Fundamenta-se este acórdão, além do mais, no Acórdão do Tribunal da União Europeia de 2 de Junho, C-418/14, o qual, porém, assentava num pressuposto que não se verifica no caso presente: o acórdão do TJUE aplica-se a um caso de “falta de entrega de tal extrato no prazo fixado, é aplicável ao combustível vendido de imposto especial de consumo prevista para os carburantes, mesmo que se tenha constatado que não há dúvida de que esse produto se destinava a aquecimento (sublinhado nosso).

 

Com todo o respeito por outras opiniões, o acórdão do Tribunal Constitucional exige uma interpretação  cum grano salis . O único critério objetivo, seguro, que o TC nos indica, através da sua remissão para o acórdão do TJUE é de que o princípio da necessidade se deve aplicar em casos como o presente, quando for possível determinar o destino dado ao combustível.

 

Ora, no nosso caso concreto, há dúvidas razoáveis de que essas vendas fossem feitas para os fins previstos no n.º 5 do art.º 93º do CIEC e da Portaria n.º 361-A/2008, de 12 de maio. Faltando nalguns casos por completo as faturas  e noutros a titularidade de cartão, a respetiva certificação ou a omissão do NIF, é justificada e bem fundada a dúvida sobre quem e como adquiriu e utilizou esse combustível.

 

Sobre este ponto específico da importância dos elementos contabilísticos, pronunciou-se o Supremo Tribunal Administrativo por acórdão de 19 de março de 2009, no âmbito do processo n.º 0836/08, nos seguintes termos: IV- A alínea e) do n.º 2 do artigo 3º do CIEC e o n.º 7 da Portaria n.º 234/97, de  4 de Abril, não são  material nem organicamente inconstitucionais, na parte em que prevêem a  responsabilidade dos proprietários ou dos  responsáveis  legais pela exploração  dos postos autorizados para a venda ao público  do gasóleo colorido e marcado pela diferença entre o  montante do ISP liquidado e pago e a que seria devida se se tratasse  de gasóleo rodoviário , em relação às quantidades vendidas  e não devidamente registadas  no sistema informático subjacente  aos cartões com microcircuito atribuído.  V- Nos termos do n.º 7 da Portaria  n.º 234/97, de 4 /4,  a venda do gasóleo colorido e marcado só pode ser efectuada  a titulares de cartão com microcircuito  e tem que ficar documentada no  movimento contabilístico do posto. VI- Aquela  titularidade constitui  uma formalidade essencial, atenta a intenção do legislador  de evitar a fraude fiscal. (disponível em www.dgsi.pt).

 

Esta doutrina mantém toda a sua atualidade. Com efeito, dispõe o n.º 8 da atual Portaria

n.º 361-A/2008, de 12 de maio, que O registo no sistema informático, através dos terminais POS, de cada abastecimento efectuado, não dispensa a emissão da respectiva factura ou documento equivalente, emitida em nome do titular do respectivo cartão de microcircuito.

 

Por isso mesmo,  parece-nos  correta a demonstração da constitucionalidade do n.º 5 do artigo 93º do CIEC  feita no ponto 3.4 da Decisão do CAAD proferida no processo n.º 459/2018-T, nos seguintes termos:

Aquela obrigação de emitir fatura, apesar do registo no TAP/POS, existe desde 2008, quando foi emitida a Portaria n.º 361-A/2008 e não a partir do Orçamento do Estado para 2015, ao contrário do que diz a Requerente. Com este Orçamento, através da nova redacção dada ao n.º 5 do artigo 93º, apenas se estendeu a estas situações de falta de emissão de factura a responsabilidade do proprietário ou responsável legal pela exploração do posto.

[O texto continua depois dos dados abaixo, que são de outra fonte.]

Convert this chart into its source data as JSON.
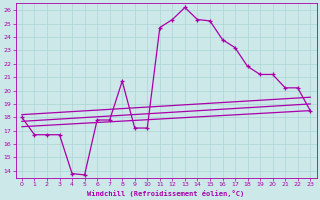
{
  "xlabel": "Windchill (Refroidissement éolien,°C)",
  "bg_color": "#cce8e8",
  "grid_color": "#aad4d4",
  "line_color": "#aa00aa",
  "xlim": [
    -0.5,
    23.5
  ],
  "ylim": [
    13.5,
    26.5
  ],
  "xticks": [
    0,
    1,
    2,
    3,
    4,
    5,
    6,
    7,
    8,
    9,
    10,
    11,
    12,
    13,
    14,
    15,
    16,
    17,
    18,
    19,
    20,
    21,
    22,
    23
  ],
  "yticks": [
    14,
    15,
    16,
    17,
    18,
    19,
    20,
    21,
    22,
    23,
    24,
    25,
    26
  ],
  "line1_x": [
    0,
    1,
    2,
    3,
    4,
    5,
    6,
    7,
    8,
    9,
    10,
    11,
    12,
    13,
    14,
    15,
    16,
    17,
    18,
    19,
    20,
    21,
    22,
    23
  ],
  "line1_y": [
    18.0,
    16.7,
    16.7,
    16.7,
    13.8,
    13.7,
    17.8,
    17.8,
    20.7,
    17.2,
    17.2,
    24.7,
    25.3,
    26.2,
    25.3,
    25.2,
    23.8,
    23.2,
    21.8,
    21.2,
    21.2,
    20.2,
    20.2,
    18.5
  ],
  "line2_x": [
    0,
    23
  ],
  "line2_y": [
    17.3,
    18.5
  ],
  "line3_x": [
    0,
    23
  ],
  "line3_y": [
    17.7,
    19.0
  ],
  "line4_x": [
    0,
    23
  ],
  "line4_y": [
    18.2,
    19.5
  ],
  "label_fontsize": 5,
  "tick_fontsize": 4.5
}
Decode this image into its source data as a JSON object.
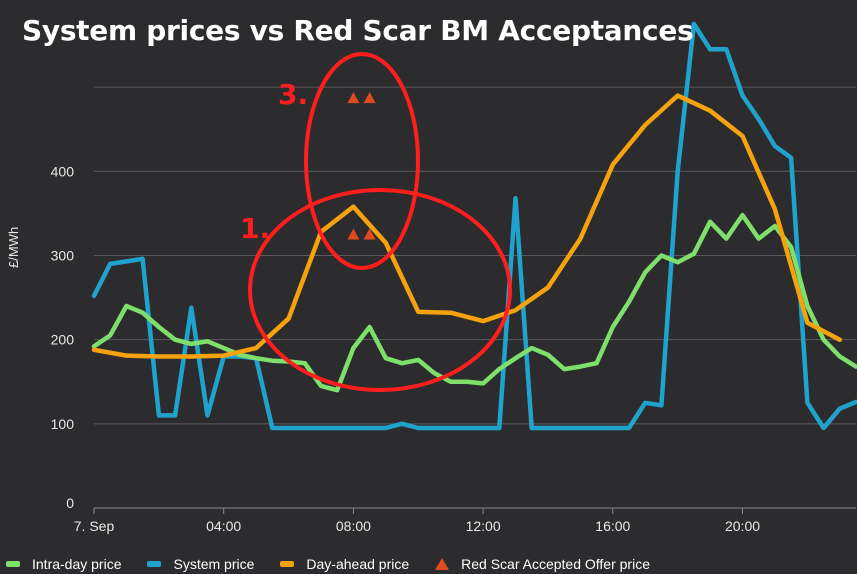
{
  "title": "System prices vs Red Scar BM Acceptances",
  "chart_data": {
    "type": "line",
    "title": "System prices vs Red Scar BM Acceptances",
    "ylabel": "£/MWh",
    "xlabel": "",
    "ylim": [
      0,
      500
    ],
    "y_ticks": [
      0,
      100,
      200,
      300,
      400
    ],
    "x_range": [
      0,
      23.5
    ],
    "x_ticks": [
      {
        "x": 0,
        "label": "7. Sep"
      },
      {
        "x": 4,
        "label": "04:00"
      },
      {
        "x": 8,
        "label": "08:00"
      },
      {
        "x": 12,
        "label": "12:00"
      },
      {
        "x": 16,
        "label": "16:00"
      },
      {
        "x": 20,
        "label": "20:00"
      }
    ],
    "series": [
      {
        "name": "Intra-day price",
        "color": "#7ee06a",
        "points": [
          [
            0,
            192
          ],
          [
            0.5,
            205
          ],
          [
            1,
            240
          ],
          [
            1.5,
            232
          ],
          [
            2,
            215
          ],
          [
            2.5,
            200
          ],
          [
            3,
            195
          ],
          [
            3.5,
            198
          ],
          [
            4,
            190
          ],
          [
            4.5,
            182
          ],
          [
            5,
            178
          ],
          [
            5.5,
            175
          ],
          [
            6,
            174
          ],
          [
            6.5,
            172
          ],
          [
            7,
            145
          ],
          [
            7.5,
            140
          ],
          [
            8,
            190
          ],
          [
            8.5,
            215
          ],
          [
            9,
            178
          ],
          [
            9.5,
            172
          ],
          [
            10,
            176
          ],
          [
            10.5,
            160
          ],
          [
            11,
            150
          ],
          [
            11.5,
            150
          ],
          [
            12,
            148
          ],
          [
            12.5,
            165
          ],
          [
            13,
            178
          ],
          [
            13.5,
            190
          ],
          [
            14,
            182
          ],
          [
            14.5,
            165
          ],
          [
            15,
            168
          ],
          [
            15.5,
            172
          ],
          [
            16,
            215
          ],
          [
            16.5,
            245
          ],
          [
            17,
            280
          ],
          [
            17.5,
            300
          ],
          [
            18,
            292
          ],
          [
            18.5,
            302
          ],
          [
            19,
            340
          ],
          [
            19.5,
            320
          ],
          [
            20,
            348
          ],
          [
            20.5,
            320
          ],
          [
            21,
            335
          ],
          [
            21.5,
            310
          ],
          [
            22,
            240
          ],
          [
            22.5,
            200
          ],
          [
            23,
            180
          ],
          [
            23.5,
            168
          ]
        ]
      },
      {
        "name": "System price",
        "color": "#1fa3cc",
        "points": [
          [
            0,
            252
          ],
          [
            0.5,
            290
          ],
          [
            1,
            293
          ],
          [
            1.5,
            296
          ],
          [
            2,
            110
          ],
          [
            2.5,
            110
          ],
          [
            3,
            238
          ],
          [
            3.5,
            110
          ],
          [
            4,
            180
          ],
          [
            4.5,
            180
          ],
          [
            5,
            178
          ],
          [
            5.5,
            95
          ],
          [
            6,
            95
          ],
          [
            6.5,
            95
          ],
          [
            7,
            95
          ],
          [
            7.5,
            95
          ],
          [
            8,
            95
          ],
          [
            8.5,
            95
          ],
          [
            9,
            95
          ],
          [
            9.5,
            100
          ],
          [
            10,
            95
          ],
          [
            10.5,
            95
          ],
          [
            11,
            95
          ],
          [
            11.5,
            95
          ],
          [
            12,
            95
          ],
          [
            12.5,
            95
          ],
          [
            13,
            368
          ],
          [
            13.5,
            95
          ],
          [
            14,
            95
          ],
          [
            14.5,
            95
          ],
          [
            15,
            95
          ],
          [
            15.5,
            95
          ],
          [
            16,
            95
          ],
          [
            16.5,
            95
          ],
          [
            17,
            125
          ],
          [
            17.5,
            122
          ],
          [
            18,
            400
          ],
          [
            18.5,
            575
          ],
          [
            19,
            545
          ],
          [
            19.5,
            545
          ],
          [
            20,
            490
          ],
          [
            20.5,
            462
          ],
          [
            21,
            430
          ],
          [
            21.5,
            416
          ],
          [
            22,
            125
          ],
          [
            22.5,
            95
          ],
          [
            23,
            118
          ],
          [
            23.5,
            126
          ]
        ]
      },
      {
        "name": "Day-ahead price",
        "color": "#f5a20e",
        "points": [
          [
            0,
            188
          ],
          [
            1,
            181
          ],
          [
            2,
            180
          ],
          [
            3,
            180
          ],
          [
            4,
            181
          ],
          [
            5,
            190
          ],
          [
            6,
            225
          ],
          [
            7,
            328
          ],
          [
            8,
            358
          ],
          [
            9,
            315
          ],
          [
            10,
            233
          ],
          [
            11,
            232
          ],
          [
            12,
            222
          ],
          [
            13,
            235
          ],
          [
            14,
            262
          ],
          [
            15,
            320
          ],
          [
            16,
            408
          ],
          [
            17,
            455
          ],
          [
            18,
            490
          ],
          [
            19,
            472
          ],
          [
            20,
            442
          ],
          [
            21,
            355
          ],
          [
            22,
            220
          ],
          [
            23,
            200
          ]
        ]
      }
    ],
    "scatter": {
      "name": "Red Scar Accepted Offer price",
      "color": "#e04a1c",
      "points": [
        [
          8,
          325
        ],
        [
          8.5,
          325
        ],
        [
          8,
          487
        ],
        [
          8.5,
          487
        ]
      ]
    }
  },
  "annotations": [
    {
      "label": "1.",
      "x": 7.3,
      "y": 240
    },
    {
      "label": "3.",
      "x": 6.3,
      "y": 480
    }
  ],
  "legend": [
    {
      "label": "Intra-day price",
      "color": "#7ee06a",
      "shape": "line"
    },
    {
      "label": "System price",
      "color": "#1fa3cc",
      "shape": "line"
    },
    {
      "label": "Day-ahead price",
      "color": "#f5a20e",
      "shape": "line"
    },
    {
      "label": "Red Scar Accepted Offer price",
      "color": "#e04a1c",
      "shape": "triangle"
    }
  ]
}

Por outro lado, aquelas obrigações especiais impostas na comercialização de GCM destinam-se a possibilitar à Autoridade Tributária e Aduaneira o controlo efectivo da utilização do benefício sem necessidade do “trabalho decerto aturado” que a Requerente reconhece que seria necessário para apurar a correspondência de cada uma das facturas aos registos informáticos.

Visando aquela obrigação de emitir facturas com identificação dos adquirentes facilitar o controlo da correcta utilização do benefício, através do cruzamento da informação em posse do vendedor e do adquirente, possibilitando a detecção de fraudes e a evasão fiscal, não se pode considerar aquela obrigação uma formalidade inútil ou desproporcionada, inclusivamente porque é manifesta a facilidade de lhe dar cumprimento pelo vendedor. Por isso, não se pode considerar que a exigência dessa formalidade e consequências para a sua omissão sejam incompatíveis com o princípio constitucional da proporcionalidade.

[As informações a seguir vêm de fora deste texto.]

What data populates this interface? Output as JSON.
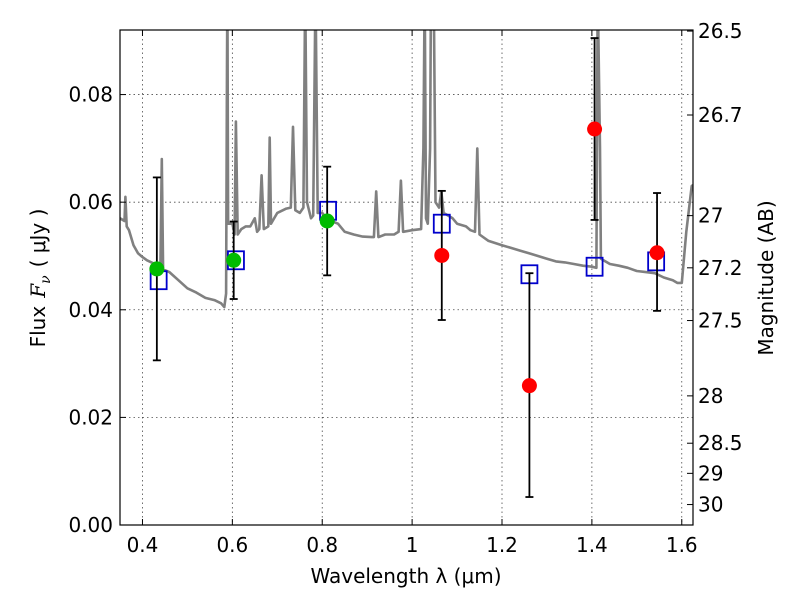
{
  "chart_data": {
    "type": "scatter",
    "xlabel": "Wavelength  λ (μm)",
    "ylabel_prefix": "Flux",
    "ylabel_symbol": "F",
    "ylabel_subscript": "ν",
    "ylabel_unit": "( μJy )",
    "ylabel_right": "Magnitude (AB)",
    "xlim": [
      0.35,
      1.625
    ],
    "ylim": [
      0.0,
      0.092
    ],
    "x_ticks": [
      {
        "value": 0.4,
        "label": "0.4"
      },
      {
        "value": 0.6,
        "label": "0.6"
      },
      {
        "value": 0.8,
        "label": "0.8"
      },
      {
        "value": 1.0,
        "label": "1"
      },
      {
        "value": 1.2,
        "label": "1.2"
      },
      {
        "value": 1.4,
        "label": "1.4"
      },
      {
        "value": 1.6,
        "label": "1.6"
      }
    ],
    "y_ticks": [
      {
        "value": 0.0,
        "label": "0.00"
      },
      {
        "value": 0.02,
        "label": "0.02"
      },
      {
        "value": 0.04,
        "label": "0.04"
      },
      {
        "value": 0.06,
        "label": "0.06"
      },
      {
        "value": 0.08,
        "label": "0.08"
      }
    ],
    "mag_ticks": [
      {
        "value": 0.0918,
        "label": "26.5"
      },
      {
        "value": 0.0762,
        "label": "26.7"
      },
      {
        "value": 0.0575,
        "label": "27"
      },
      {
        "value": 0.0478,
        "label": "27.2"
      },
      {
        "value": 0.038,
        "label": "27.5"
      },
      {
        "value": 0.024,
        "label": "28"
      },
      {
        "value": 0.0152,
        "label": "28.5"
      },
      {
        "value": 0.0096,
        "label": "29"
      },
      {
        "value": 0.0038,
        "label": "30"
      }
    ],
    "grid": true,
    "series": [
      {
        "kind": "spectrum",
        "color": "#808080",
        "points": [
          [
            0.35,
            0.057
          ],
          [
            0.36,
            0.0565
          ],
          [
            0.362,
            0.061
          ],
          [
            0.365,
            0.0555
          ],
          [
            0.37,
            0.0548
          ],
          [
            0.38,
            0.052
          ],
          [
            0.39,
            0.0505
          ],
          [
            0.4,
            0.0498
          ],
          [
            0.41,
            0.0492
          ],
          [
            0.42,
            0.0488
          ],
          [
            0.43,
            0.0484
          ],
          [
            0.44,
            0.048
          ],
          [
            0.443,
            0.068
          ],
          [
            0.446,
            0.0475
          ],
          [
            0.46,
            0.047
          ],
          [
            0.48,
            0.0455
          ],
          [
            0.5,
            0.044
          ],
          [
            0.52,
            0.0432
          ],
          [
            0.54,
            0.0422
          ],
          [
            0.56,
            0.0418
          ],
          [
            0.575,
            0.0412
          ],
          [
            0.582,
            0.0405
          ],
          [
            0.586,
            0.043
          ],
          [
            0.588,
            0.086
          ],
          [
            0.589,
            0.1
          ],
          [
            0.5905,
            0.056
          ],
          [
            0.595,
            0.056
          ],
          [
            0.6,
            0.056
          ],
          [
            0.605,
            0.054
          ],
          [
            0.608,
            0.075
          ],
          [
            0.612,
            0.054
          ],
          [
            0.62,
            0.055
          ],
          [
            0.63,
            0.0555
          ],
          [
            0.64,
            0.0555
          ],
          [
            0.65,
            0.057
          ],
          [
            0.655,
            0.0545
          ],
          [
            0.66,
            0.055
          ],
          [
            0.665,
            0.065
          ],
          [
            0.67,
            0.055
          ],
          [
            0.68,
            0.0555
          ],
          [
            0.683,
            0.072
          ],
          [
            0.686,
            0.056
          ],
          [
            0.7,
            0.058
          ],
          [
            0.72,
            0.0588
          ],
          [
            0.73,
            0.059
          ],
          [
            0.735,
            0.074
          ],
          [
            0.74,
            0.0585
          ],
          [
            0.75,
            0.058
          ],
          [
            0.758,
            0.059
          ],
          [
            0.762,
            0.1
          ],
          [
            0.766,
            0.06
          ],
          [
            0.775,
            0.057
          ],
          [
            0.78,
            0.0575
          ],
          [
            0.785,
            0.1
          ],
          [
            0.79,
            0.058
          ],
          [
            0.8,
            0.058
          ],
          [
            0.81,
            0.057
          ],
          [
            0.82,
            0.0565
          ],
          [
            0.835,
            0.056
          ],
          [
            0.85,
            0.0545
          ],
          [
            0.87,
            0.054
          ],
          [
            0.89,
            0.0536
          ],
          [
            0.91,
            0.0535
          ],
          [
            0.915,
            0.0535
          ],
          [
            0.92,
            0.062
          ],
          [
            0.925,
            0.0535
          ],
          [
            0.94,
            0.054
          ],
          [
            0.96,
            0.054
          ],
          [
            0.97,
            0.0545
          ],
          [
            0.975,
            0.064
          ],
          [
            0.98,
            0.0545
          ],
          [
            1.0,
            0.0548
          ],
          [
            1.02,
            0.055
          ],
          [
            1.025,
            0.07
          ],
          [
            1.028,
            0.1
          ],
          [
            1.031,
            0.057
          ],
          [
            1.035,
            0.056
          ],
          [
            1.04,
            0.07
          ],
          [
            1.042,
            0.1
          ],
          [
            1.048,
            0.1
          ],
          [
            1.052,
            0.06
          ],
          [
            1.06,
            0.059
          ],
          [
            1.065,
            0.062
          ],
          [
            1.07,
            0.058
          ],
          [
            1.09,
            0.057
          ],
          [
            1.1,
            0.056
          ],
          [
            1.12,
            0.0555
          ],
          [
            1.13,
            0.0548
          ],
          [
            1.14,
            0.0545
          ],
          [
            1.145,
            0.07
          ],
          [
            1.15,
            0.054
          ],
          [
            1.17,
            0.0528
          ],
          [
            1.2,
            0.052
          ],
          [
            1.22,
            0.0515
          ],
          [
            1.24,
            0.051
          ],
          [
            1.26,
            0.0505
          ],
          [
            1.28,
            0.05
          ],
          [
            1.3,
            0.0495
          ],
          [
            1.32,
            0.049
          ],
          [
            1.34,
            0.0488
          ],
          [
            1.36,
            0.0485
          ],
          [
            1.38,
            0.0482
          ],
          [
            1.4,
            0.048
          ],
          [
            1.41,
            0.0478
          ],
          [
            1.413,
            0.1
          ],
          [
            1.418,
            0.07
          ],
          [
            1.42,
            0.0495
          ],
          [
            1.43,
            0.049
          ],
          [
            1.44,
            0.0485
          ],
          [
            1.46,
            0.0482
          ],
          [
            1.48,
            0.0478
          ],
          [
            1.5,
            0.0472
          ],
          [
            1.52,
            0.047
          ],
          [
            1.54,
            0.0468
          ],
          [
            1.56,
            0.046
          ],
          [
            1.58,
            0.0455
          ],
          [
            1.59,
            0.045
          ],
          [
            1.6,
            0.045
          ],
          [
            1.61,
            0.0545
          ],
          [
            1.622,
            0.063
          ],
          [
            1.625,
            0.0632
          ]
        ]
      },
      {
        "kind": "model-photometry",
        "color": "#0000cc",
        "points": [
          [
            0.436,
            0.0455
          ],
          [
            0.608,
            0.0492
          ],
          [
            0.813,
            0.0584
          ],
          [
            1.066,
            0.056
          ],
          [
            1.261,
            0.0466
          ],
          [
            1.406,
            0.048
          ],
          [
            1.543,
            0.049
          ]
        ]
      },
      {
        "kind": "observed-green",
        "color": "#00bb00",
        "points": [
          {
            "x": 0.432,
            "y": 0.0476,
            "lo": 0.0306,
            "hi": 0.0646
          },
          {
            "x": 0.603,
            "y": 0.0492,
            "lo": 0.042,
            "hi": 0.0564
          },
          {
            "x": 0.811,
            "y": 0.0565,
            "lo": 0.0464,
            "hi": 0.0666
          }
        ]
      },
      {
        "kind": "observed-red",
        "color": "#ff0000",
        "points": [
          {
            "x": 1.066,
            "y": 0.0501,
            "lo": 0.0381,
            "hi": 0.0621
          },
          {
            "x": 1.261,
            "y": 0.0259,
            "lo": 0.0052,
            "hi": 0.0468
          },
          {
            "x": 1.406,
            "y": 0.0736,
            "lo": 0.0567,
            "hi": 0.0905
          },
          {
            "x": 1.545,
            "y": 0.0506,
            "lo": 0.0398,
            "hi": 0.0617
          }
        ]
      }
    ]
  }
}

Por outro lado, esta formalidade da emissão de factura com identificação do adquirente tem precisamente em vista a mesma finalidade de evitar evasão fiscal que se prossegue com a exigência de registo no cartão da aquisição do adquirente, pelo que não se pode considerar injustificado que a omissão desta formalidade tenha a mesma consequência que tem a falta de registo no cartão.

Como bem refere a Autoridade Tributária e Aduaneira, “mesmo que se verificasse a exacta coincidência de todos os dados – quantidades, valores, dia e hora – da factura com os do registo do cartão no TPA, tal coincidência não é meio de prova suficiente e adequada de que a venda foi efectivamente feita ao titular daquele cartão, porquanto, a experiência demonstra que pode ocorrer a venda a uma pessoa, mediante a utilização abusiva do cartão de outrem”. É a comprovação de que o adquirente foi o titular do cartão que se pretende reforçar com a exigência de identificação do adquirente na factura.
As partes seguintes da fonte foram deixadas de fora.